Steve describes how NVIDIA was his greatest selling mistake.
July 13, 2020
Let’s rewind to just over five years ago – in late-May 2015 – to detail the circumstances leading up to one of my greatest investing “mistakes.”
Given relatively attractive interest rates and a favorable local housing market at the time, my wife and I had decided to put our then-current house on the market in an effort to see if we could seize the opportunity to upgrade to our “forever” home.
We were stunned in the best way when we secured a buy-sell agreement on the old house within just two days at near our asking price. But the fast-moving market also left us scrambling to decide in short order between several “forever” home options on the market in the neighborhoods we desired. Within a few weeks, we were overjoyed and under contract on our dream home, and set to close on the new mortgage by the end of July 2015.
However, the modest profit from our smaller pending home sale didn’t fully cover the required down payment on our new home. So I needed to raise some extra cash to make the deal happen.
I turned to my equities portfolio, paring down a number of positions that, in retrospect, I now wish I’d simply continued to hold in keeping with my mindset as a patient, long-term investor.
That said, some of the stocks I sold at the time are admittedly worth less on a per-share basis today than they were five years ago. So I don’t feel too bad about my stock sales as a whole.
But one particular sale still makes me cringe more than any other: NVIDIA (Nasdaq: NVDA).
All told, in preparation for my upcoming down payment, I decided to part ways with 249 shares of the graphics processing unit (GPU) leader for proceeds of just over $5,400 – or an average of roughly $21.82 per share.
I felt fine with the sale at the time considering most of those shares had already more than doubled or tripled from my cost basis. But as my longer-term “buy” thesis began to truly play out and demand for NVIDIA’s innovative GPUs soared across virtually every industry vertical, here’s how NVIDIA stock has performed compared to the S&P 500 since then:
That’s right: NVIDIA shares have achieved a stunning return of 1,930%, or (1,990% including dividends), good for a nearly 20-bagger since I sold that hefty part of my stake in May 2015.
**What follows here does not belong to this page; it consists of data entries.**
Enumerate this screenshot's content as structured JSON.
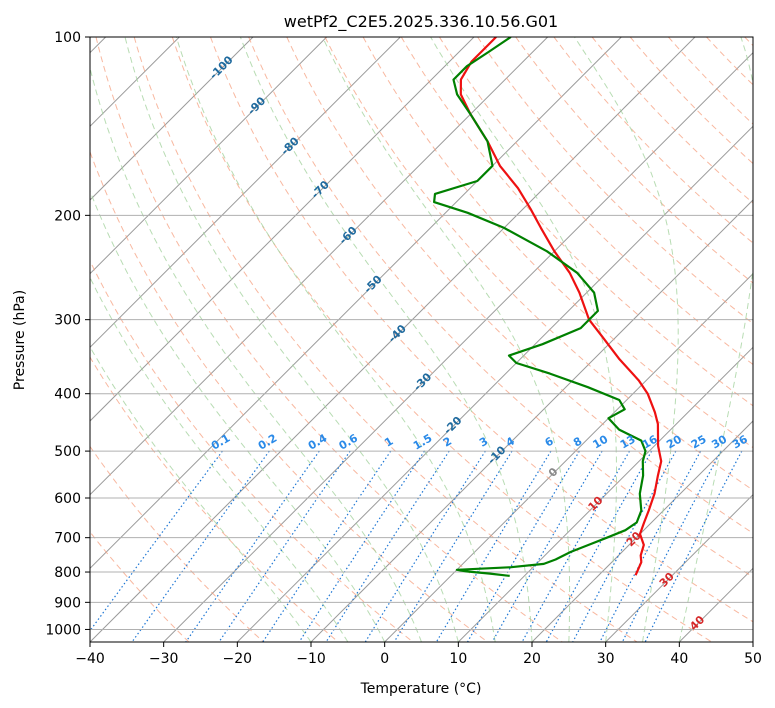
{
  "chart_data": {
    "type": "line",
    "subtype": "skew-T log-P diagram",
    "title": "wetPf2_C2E5.2025.336.10.56.G01",
    "xlabel": "Temperature (°C)",
    "ylabel": "Pressure (hPa)",
    "xlim": [
      -40,
      50
    ],
    "ylim_hpa": [
      1050,
      100
    ],
    "x_ticks": [
      -40,
      -30,
      -20,
      -10,
      0,
      10,
      20,
      30,
      40,
      50
    ],
    "x_tick_labels": [
      "−40",
      "−30",
      "−20",
      "−10",
      "0",
      "10",
      "20",
      "30",
      "40",
      "50"
    ],
    "y_ticks": [
      100,
      200,
      300,
      400,
      500,
      600,
      700,
      800,
      900,
      1000
    ],
    "y_tick_labels": [
      "100",
      "200",
      "300",
      "400",
      "500",
      "600",
      "700",
      "800",
      "900",
      "1000"
    ],
    "grid": true,
    "dry_adiabat_labels": [
      "-100",
      "-90",
      "-80",
      "-70",
      "-60",
      "-50",
      "-40",
      "-30",
      "-20",
      "-10",
      "0",
      "10",
      "20",
      "30",
      "40"
    ],
    "dry_adiabat_label_values_c": [
      -100,
      -90,
      -80,
      -70,
      -60,
      -50,
      -40,
      -30,
      -20,
      -10,
      0,
      10,
      20,
      30,
      40
    ],
    "mixing_ratio_labels": [
      "0.1",
      "0.2",
      "0.4",
      "0.6",
      "1",
      "1.5",
      "2",
      "3",
      "4",
      "6",
      "8",
      "10",
      "13",
      "16",
      "20",
      "25",
      "30",
      "36"
    ],
    "mixing_ratio_values_gkg": [
      0.1,
      0.2,
      0.4,
      0.6,
      1,
      1.5,
      2,
      3,
      4,
      6,
      8,
      10,
      13,
      16,
      20,
      25,
      30,
      36
    ],
    "series": [
      {
        "name": "Temperature",
        "color": "#ee1111",
        "points": [
          {
            "p": 810,
            "t": 25
          },
          {
            "p": 790,
            "t": 24.5
          },
          {
            "p": 770,
            "t": 24
          },
          {
            "p": 750,
            "t": 23
          },
          {
            "p": 720,
            "t": 22
          },
          {
            "p": 690,
            "t": 20
          },
          {
            "p": 660,
            "t": 19
          },
          {
            "p": 630,
            "t": 18
          },
          {
            "p": 590,
            "t": 16.5
          },
          {
            "p": 550,
            "t": 14.5
          },
          {
            "p": 520,
            "t": 13
          },
          {
            "p": 490,
            "t": 10.5
          },
          {
            "p": 450,
            "t": 7.5
          },
          {
            "p": 430,
            "t": 5.5
          },
          {
            "p": 400,
            "t": 2
          },
          {
            "p": 380,
            "t": -1
          },
          {
            "p": 350,
            "t": -6.5
          },
          {
            "p": 320,
            "t": -12
          },
          {
            "p": 300,
            "t": -16
          },
          {
            "p": 270,
            "t": -21
          },
          {
            "p": 250,
            "t": -25
          },
          {
            "p": 230,
            "t": -30
          },
          {
            "p": 210,
            "t": -35
          },
          {
            "p": 195,
            "t": -39
          },
          {
            "p": 180,
            "t": -43.5
          },
          {
            "p": 165,
            "t": -49
          },
          {
            "p": 150,
            "t": -54
          },
          {
            "p": 135,
            "t": -60
          },
          {
            "p": 125,
            "t": -64
          },
          {
            "p": 118,
            "t": -66
          },
          {
            "p": 110,
            "t": -67
          },
          {
            "p": 104,
            "t": -67
          },
          {
            "p": 100,
            "t": -67
          }
        ]
      },
      {
        "name": "Dewpoint",
        "color": "#008000",
        "points": [
          {
            "p": 812,
            "t": 8
          },
          {
            "p": 805,
            "t": 5
          },
          {
            "p": 798,
            "t": 1.5
          },
          {
            "p": 793,
            "t": 0
          },
          {
            "p": 785,
            "t": 7
          },
          {
            "p": 775,
            "t": 11
          },
          {
            "p": 762,
            "t": 12
          },
          {
            "p": 740,
            "t": 13
          },
          {
            "p": 720,
            "t": 14.5
          },
          {
            "p": 700,
            "t": 16
          },
          {
            "p": 680,
            "t": 17.5
          },
          {
            "p": 660,
            "t": 18
          },
          {
            "p": 630,
            "t": 17
          },
          {
            "p": 590,
            "t": 14.5
          },
          {
            "p": 550,
            "t": 12.5
          },
          {
            "p": 520,
            "t": 10.5
          },
          {
            "p": 500,
            "t": 9.5
          },
          {
            "p": 480,
            "t": 7.5
          },
          {
            "p": 460,
            "t": 3
          },
          {
            "p": 440,
            "t": 0
          },
          {
            "p": 425,
            "t": 1
          },
          {
            "p": 410,
            "t": -1
          },
          {
            "p": 390,
            "t": -7
          },
          {
            "p": 370,
            "t": -14
          },
          {
            "p": 355,
            "t": -20
          },
          {
            "p": 345,
            "t": -22
          },
          {
            "p": 330,
            "t": -19
          },
          {
            "p": 310,
            "t": -16
          },
          {
            "p": 290,
            "t": -16
          },
          {
            "p": 270,
            "t": -19
          },
          {
            "p": 250,
            "t": -24
          },
          {
            "p": 230,
            "t": -31
          },
          {
            "p": 210,
            "t": -40
          },
          {
            "p": 198,
            "t": -47
          },
          {
            "p": 190,
            "t": -53
          },
          {
            "p": 184,
            "t": -54
          },
          {
            "p": 175,
            "t": -50
          },
          {
            "p": 165,
            "t": -50
          },
          {
            "p": 150,
            "t": -54
          },
          {
            "p": 135,
            "t": -60
          },
          {
            "p": 125,
            "t": -64.5
          },
          {
            "p": 118,
            "t": -67
          },
          {
            "p": 112,
            "t": -67
          },
          {
            "p": 106,
            "t": -66
          },
          {
            "p": 100,
            "t": -65
          }
        ]
      }
    ]
  },
  "colors": {
    "temperature": "#ee1111",
    "dewpoint": "#008000",
    "dry_adiabat": "#f5a080",
    "moist_adiabat": "#a6d3a0",
    "mixing_ratio": "#1f77d4",
    "isotherm": "#9a9a9a",
    "dry_label": "#1f6a9e",
    "mixing_label": "#2a8ae8",
    "moist_label": "#d62728"
  }
}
Based on NVIDIA’s current share price of $420.43 as of this writing, my stake would have been worth almost $105,000 today had I simply held my position. That means by selling five years too early, I missed a potential gain of nearly $100,000 from my NVIDIA sale alone.
Spoiler: That’s well over the value of the entire down payment I put on my new home.
To be clear, that’s life. I needed to raise funds for my home – an asset I don’t consider an “investment,” per say, but rather a fantastic purchase in the sense it’s an ideal place for my family to live and thrive – and I sold partial positions in a basket of stocks to that end without regret.
But in examining the stocks I sold more closely like NVIDIA – a business whose “buy” thesis I believe is still intact even today – I relish the chance to learn and grow from the experience as an investor in order to avoid making similar mistakes going forward.